For others, the process was not as laborious. “I was in the middle of the rehearsal process for a play, so I didn’t have any time to study,” says Marissa Kuriakos. “My mom and I decided that it would be a more efficient use of my time to take the ACT, figure out which parts I needed to study for, and take it again, so I went into the test not knowing what to expect. Honestly, I was shocked and happy that I wouldn’t have to take it again.”

For the ACT in particular, says Brooks, it’s all about timing.

“You need to figure out your pacing,” she said. “This prevents you from getting stuck on a question or not having enough time at the end.”

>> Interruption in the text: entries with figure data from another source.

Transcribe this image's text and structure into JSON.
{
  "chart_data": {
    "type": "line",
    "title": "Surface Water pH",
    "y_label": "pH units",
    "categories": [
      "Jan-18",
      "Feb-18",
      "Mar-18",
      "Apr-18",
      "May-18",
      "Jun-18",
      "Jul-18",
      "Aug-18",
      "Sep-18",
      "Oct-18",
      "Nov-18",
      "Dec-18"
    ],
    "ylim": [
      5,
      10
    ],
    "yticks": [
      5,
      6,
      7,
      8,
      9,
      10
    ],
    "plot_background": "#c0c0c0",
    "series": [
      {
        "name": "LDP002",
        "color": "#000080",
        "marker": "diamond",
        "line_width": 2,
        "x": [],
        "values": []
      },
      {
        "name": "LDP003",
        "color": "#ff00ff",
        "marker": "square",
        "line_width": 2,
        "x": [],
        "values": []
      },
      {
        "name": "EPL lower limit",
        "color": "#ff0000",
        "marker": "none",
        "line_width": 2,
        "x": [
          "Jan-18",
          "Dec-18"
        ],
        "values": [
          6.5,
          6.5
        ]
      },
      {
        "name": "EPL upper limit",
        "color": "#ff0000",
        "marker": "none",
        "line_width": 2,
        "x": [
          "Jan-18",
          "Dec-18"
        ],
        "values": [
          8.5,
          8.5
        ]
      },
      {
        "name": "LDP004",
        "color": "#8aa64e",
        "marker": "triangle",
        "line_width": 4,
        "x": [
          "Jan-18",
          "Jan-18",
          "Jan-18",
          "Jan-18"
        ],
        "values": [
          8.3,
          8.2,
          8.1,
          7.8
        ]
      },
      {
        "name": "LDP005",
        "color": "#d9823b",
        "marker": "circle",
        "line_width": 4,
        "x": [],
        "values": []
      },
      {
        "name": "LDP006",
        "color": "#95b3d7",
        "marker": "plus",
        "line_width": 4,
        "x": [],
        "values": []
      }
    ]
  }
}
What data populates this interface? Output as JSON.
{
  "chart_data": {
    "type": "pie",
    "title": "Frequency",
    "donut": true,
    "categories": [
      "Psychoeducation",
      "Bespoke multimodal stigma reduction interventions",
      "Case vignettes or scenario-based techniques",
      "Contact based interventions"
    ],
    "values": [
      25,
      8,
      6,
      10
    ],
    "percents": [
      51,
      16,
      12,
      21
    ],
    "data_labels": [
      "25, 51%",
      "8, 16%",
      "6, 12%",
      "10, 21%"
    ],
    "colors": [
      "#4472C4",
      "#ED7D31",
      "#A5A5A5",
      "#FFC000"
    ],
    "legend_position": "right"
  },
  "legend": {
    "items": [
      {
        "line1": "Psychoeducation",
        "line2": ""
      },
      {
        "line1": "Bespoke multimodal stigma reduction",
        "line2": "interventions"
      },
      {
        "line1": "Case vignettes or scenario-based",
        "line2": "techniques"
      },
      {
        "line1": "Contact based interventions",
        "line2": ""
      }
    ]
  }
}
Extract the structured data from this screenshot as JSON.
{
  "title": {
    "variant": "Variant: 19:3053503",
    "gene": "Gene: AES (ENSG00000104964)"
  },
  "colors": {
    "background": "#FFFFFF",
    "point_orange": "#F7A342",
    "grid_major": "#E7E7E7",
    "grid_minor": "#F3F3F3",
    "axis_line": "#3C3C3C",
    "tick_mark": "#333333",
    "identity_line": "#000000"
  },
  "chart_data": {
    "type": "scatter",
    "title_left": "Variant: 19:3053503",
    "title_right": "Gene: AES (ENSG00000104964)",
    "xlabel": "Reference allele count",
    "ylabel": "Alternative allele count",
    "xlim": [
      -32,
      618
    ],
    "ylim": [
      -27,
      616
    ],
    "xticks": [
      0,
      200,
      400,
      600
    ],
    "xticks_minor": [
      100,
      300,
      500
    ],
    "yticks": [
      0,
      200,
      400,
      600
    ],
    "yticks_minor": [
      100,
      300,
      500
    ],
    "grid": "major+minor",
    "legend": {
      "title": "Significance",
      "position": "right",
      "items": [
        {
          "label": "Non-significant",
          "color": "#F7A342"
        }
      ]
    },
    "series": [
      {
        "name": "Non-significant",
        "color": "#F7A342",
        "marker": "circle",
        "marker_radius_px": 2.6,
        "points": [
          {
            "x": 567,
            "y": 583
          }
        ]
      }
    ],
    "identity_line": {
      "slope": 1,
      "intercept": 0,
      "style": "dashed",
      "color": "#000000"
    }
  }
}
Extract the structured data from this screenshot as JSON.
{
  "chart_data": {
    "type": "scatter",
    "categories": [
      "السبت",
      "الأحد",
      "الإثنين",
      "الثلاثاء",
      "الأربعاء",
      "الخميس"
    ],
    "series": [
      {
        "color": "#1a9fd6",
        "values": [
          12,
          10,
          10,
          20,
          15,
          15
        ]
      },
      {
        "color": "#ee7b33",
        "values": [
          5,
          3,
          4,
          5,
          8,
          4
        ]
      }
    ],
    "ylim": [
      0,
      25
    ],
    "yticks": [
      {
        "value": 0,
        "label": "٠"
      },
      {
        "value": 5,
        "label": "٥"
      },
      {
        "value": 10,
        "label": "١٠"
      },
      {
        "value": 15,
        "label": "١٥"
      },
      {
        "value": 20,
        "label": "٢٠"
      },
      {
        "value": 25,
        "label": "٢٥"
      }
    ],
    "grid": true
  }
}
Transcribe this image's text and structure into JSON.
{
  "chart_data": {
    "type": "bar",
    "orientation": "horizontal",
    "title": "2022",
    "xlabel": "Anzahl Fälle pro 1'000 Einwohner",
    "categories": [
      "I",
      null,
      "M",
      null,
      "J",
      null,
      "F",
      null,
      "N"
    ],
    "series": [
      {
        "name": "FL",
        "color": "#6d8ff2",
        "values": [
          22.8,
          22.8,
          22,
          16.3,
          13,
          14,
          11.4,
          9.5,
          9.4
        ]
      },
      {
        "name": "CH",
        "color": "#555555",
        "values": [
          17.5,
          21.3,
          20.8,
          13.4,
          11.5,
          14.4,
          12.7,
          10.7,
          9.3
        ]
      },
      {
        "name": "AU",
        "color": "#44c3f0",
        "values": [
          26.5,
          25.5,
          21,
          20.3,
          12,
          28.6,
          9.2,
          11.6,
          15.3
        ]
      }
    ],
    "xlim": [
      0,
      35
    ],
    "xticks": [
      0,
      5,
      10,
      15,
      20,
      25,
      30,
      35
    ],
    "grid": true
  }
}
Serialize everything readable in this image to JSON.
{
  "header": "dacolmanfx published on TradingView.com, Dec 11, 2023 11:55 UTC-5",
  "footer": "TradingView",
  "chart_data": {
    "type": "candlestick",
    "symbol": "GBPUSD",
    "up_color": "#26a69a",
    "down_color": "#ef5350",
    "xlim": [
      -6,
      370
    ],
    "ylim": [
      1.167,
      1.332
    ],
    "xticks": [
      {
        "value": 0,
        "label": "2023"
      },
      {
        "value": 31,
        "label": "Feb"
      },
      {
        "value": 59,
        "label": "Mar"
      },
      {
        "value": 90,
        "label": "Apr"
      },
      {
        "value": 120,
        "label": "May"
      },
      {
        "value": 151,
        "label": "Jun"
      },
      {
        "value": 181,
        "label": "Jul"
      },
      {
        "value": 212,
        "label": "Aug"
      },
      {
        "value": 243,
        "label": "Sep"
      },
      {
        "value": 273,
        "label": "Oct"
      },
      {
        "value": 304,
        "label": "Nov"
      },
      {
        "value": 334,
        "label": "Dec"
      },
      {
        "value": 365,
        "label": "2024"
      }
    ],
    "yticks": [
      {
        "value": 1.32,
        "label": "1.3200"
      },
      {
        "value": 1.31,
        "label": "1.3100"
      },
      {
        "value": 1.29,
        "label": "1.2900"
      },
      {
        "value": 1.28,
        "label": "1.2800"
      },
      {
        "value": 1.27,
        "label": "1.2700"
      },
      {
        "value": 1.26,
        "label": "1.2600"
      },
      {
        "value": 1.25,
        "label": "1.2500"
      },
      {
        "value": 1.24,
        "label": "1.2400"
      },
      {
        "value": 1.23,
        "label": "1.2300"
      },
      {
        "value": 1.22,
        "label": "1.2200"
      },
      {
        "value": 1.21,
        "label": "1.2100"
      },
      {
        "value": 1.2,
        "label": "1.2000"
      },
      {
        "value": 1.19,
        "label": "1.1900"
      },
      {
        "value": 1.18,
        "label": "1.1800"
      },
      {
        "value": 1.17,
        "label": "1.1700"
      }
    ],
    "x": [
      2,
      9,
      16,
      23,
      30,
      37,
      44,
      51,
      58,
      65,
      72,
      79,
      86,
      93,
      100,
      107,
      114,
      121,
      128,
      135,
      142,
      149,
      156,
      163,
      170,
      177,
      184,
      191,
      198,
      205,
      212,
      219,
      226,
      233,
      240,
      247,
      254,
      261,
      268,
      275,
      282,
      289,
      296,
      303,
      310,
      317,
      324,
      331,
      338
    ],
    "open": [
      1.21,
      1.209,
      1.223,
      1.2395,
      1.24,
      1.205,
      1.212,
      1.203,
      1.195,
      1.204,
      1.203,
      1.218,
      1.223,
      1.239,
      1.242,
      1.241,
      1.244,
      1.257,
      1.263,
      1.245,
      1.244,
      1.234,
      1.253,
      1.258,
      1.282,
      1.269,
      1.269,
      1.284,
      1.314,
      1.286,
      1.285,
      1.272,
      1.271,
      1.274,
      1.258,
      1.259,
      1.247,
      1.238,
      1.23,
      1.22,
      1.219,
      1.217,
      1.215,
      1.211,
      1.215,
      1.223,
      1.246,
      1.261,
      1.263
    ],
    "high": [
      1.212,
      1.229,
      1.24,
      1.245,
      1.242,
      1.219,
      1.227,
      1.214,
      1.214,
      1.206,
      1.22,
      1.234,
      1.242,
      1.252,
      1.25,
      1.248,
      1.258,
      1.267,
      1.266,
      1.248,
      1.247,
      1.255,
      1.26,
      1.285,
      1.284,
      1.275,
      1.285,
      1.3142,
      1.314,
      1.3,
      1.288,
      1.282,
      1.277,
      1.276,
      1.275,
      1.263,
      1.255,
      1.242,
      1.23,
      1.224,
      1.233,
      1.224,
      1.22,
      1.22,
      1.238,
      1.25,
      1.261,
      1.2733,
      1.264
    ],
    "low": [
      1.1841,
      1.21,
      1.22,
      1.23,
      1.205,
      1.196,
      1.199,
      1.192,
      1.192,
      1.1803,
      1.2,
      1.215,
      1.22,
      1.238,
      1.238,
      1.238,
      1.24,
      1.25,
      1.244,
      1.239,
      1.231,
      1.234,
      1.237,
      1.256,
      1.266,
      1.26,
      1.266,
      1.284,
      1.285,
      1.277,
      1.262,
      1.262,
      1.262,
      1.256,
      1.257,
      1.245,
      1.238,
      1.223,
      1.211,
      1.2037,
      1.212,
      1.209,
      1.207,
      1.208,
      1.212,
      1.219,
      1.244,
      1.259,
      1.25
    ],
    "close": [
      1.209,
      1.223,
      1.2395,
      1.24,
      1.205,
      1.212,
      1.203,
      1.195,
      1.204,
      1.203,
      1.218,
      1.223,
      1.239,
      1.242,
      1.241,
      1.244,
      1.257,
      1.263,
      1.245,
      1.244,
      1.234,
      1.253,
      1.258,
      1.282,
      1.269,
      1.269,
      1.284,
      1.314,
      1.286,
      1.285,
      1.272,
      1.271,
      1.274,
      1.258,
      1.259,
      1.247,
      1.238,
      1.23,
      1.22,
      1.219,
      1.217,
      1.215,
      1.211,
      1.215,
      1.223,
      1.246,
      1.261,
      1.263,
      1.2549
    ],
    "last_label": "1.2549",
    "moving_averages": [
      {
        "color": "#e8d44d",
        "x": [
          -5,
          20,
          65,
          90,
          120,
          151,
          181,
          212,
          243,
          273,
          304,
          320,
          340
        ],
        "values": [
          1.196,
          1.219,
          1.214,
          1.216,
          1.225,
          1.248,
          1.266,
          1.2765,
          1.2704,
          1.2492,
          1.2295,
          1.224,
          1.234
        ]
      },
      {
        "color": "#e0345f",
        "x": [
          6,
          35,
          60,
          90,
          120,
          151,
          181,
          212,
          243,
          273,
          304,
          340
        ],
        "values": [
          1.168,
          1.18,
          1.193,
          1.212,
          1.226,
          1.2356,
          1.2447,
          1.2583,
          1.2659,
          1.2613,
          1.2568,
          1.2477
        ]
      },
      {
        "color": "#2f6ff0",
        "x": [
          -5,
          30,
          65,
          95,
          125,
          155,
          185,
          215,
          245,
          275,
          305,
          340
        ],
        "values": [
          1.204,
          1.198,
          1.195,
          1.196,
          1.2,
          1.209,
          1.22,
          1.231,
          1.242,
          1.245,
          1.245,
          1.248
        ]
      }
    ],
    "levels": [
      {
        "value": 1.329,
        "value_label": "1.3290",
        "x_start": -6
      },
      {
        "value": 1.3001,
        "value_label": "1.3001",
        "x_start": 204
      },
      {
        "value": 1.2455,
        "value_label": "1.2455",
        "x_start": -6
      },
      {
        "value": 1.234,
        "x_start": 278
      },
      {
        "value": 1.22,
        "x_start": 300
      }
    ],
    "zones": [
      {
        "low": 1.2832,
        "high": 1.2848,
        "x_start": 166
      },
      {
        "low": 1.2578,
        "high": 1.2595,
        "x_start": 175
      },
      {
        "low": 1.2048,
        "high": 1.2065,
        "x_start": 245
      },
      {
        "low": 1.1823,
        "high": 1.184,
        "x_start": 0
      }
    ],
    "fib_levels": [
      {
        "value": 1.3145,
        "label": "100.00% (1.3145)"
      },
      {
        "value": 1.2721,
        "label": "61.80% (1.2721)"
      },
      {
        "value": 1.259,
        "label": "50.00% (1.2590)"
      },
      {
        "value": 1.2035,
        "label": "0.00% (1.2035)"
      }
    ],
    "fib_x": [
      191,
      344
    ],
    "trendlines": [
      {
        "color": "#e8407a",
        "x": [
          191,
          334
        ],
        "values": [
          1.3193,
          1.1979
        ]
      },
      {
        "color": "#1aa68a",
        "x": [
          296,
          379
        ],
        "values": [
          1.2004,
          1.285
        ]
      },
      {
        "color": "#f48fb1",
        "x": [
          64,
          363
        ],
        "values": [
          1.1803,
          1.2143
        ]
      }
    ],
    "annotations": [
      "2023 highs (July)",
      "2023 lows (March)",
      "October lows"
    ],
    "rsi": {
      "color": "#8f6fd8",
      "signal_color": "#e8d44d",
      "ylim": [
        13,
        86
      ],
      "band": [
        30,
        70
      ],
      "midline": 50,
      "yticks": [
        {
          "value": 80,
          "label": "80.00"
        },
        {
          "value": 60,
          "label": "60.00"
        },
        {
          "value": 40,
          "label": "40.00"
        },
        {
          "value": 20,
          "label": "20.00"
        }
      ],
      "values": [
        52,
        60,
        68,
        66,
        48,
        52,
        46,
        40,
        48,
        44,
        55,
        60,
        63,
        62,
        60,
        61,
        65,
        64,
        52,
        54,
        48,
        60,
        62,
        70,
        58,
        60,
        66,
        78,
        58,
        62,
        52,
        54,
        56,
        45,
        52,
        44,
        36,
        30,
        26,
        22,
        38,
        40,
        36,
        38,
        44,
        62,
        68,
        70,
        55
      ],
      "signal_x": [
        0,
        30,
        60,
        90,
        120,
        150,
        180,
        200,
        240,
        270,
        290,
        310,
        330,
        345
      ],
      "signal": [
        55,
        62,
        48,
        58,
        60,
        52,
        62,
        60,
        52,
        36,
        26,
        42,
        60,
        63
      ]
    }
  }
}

When you’re studying, Brooks recommends breaking the test up in sections and focusing on your weaker sections more.  Whatever the time limit was per section, she spent another 10-15 minutes on top of that to grade and go over that section.

“I did way more math prep than I did science or English,” she says. “I would usually do one section per sitting, whether that was math, science, English, reading, writing.”

This year’s ACT contains five sections: reading, writing, math, science, and English. The test is two hours and fifty-five minutes long without the optional writing section, and three hours and thirty-five minutes with the writing section. The test is multiple choice and is scored on a scale of one to 36. Most colleges do not have a preference on whether you take the ACT or the SAT, but elite colleges prefer students with a score of at least 31 on the ACT. 

This year on the ACT,  Illinois outperformed most states, with an average score of 24.3 out of 32, and a ranking of seventh in the nation, though likely due to a low (35 percent) state participation rate. On the SAT, Illinois schools performed worse, ranking 23rd in the nation with an average score of 1,115, just 56 points above the national average.

“I definitely recommend that everyone takes the ACT at least once, because some people just do better on it than on the SAT,” says Kuriakos.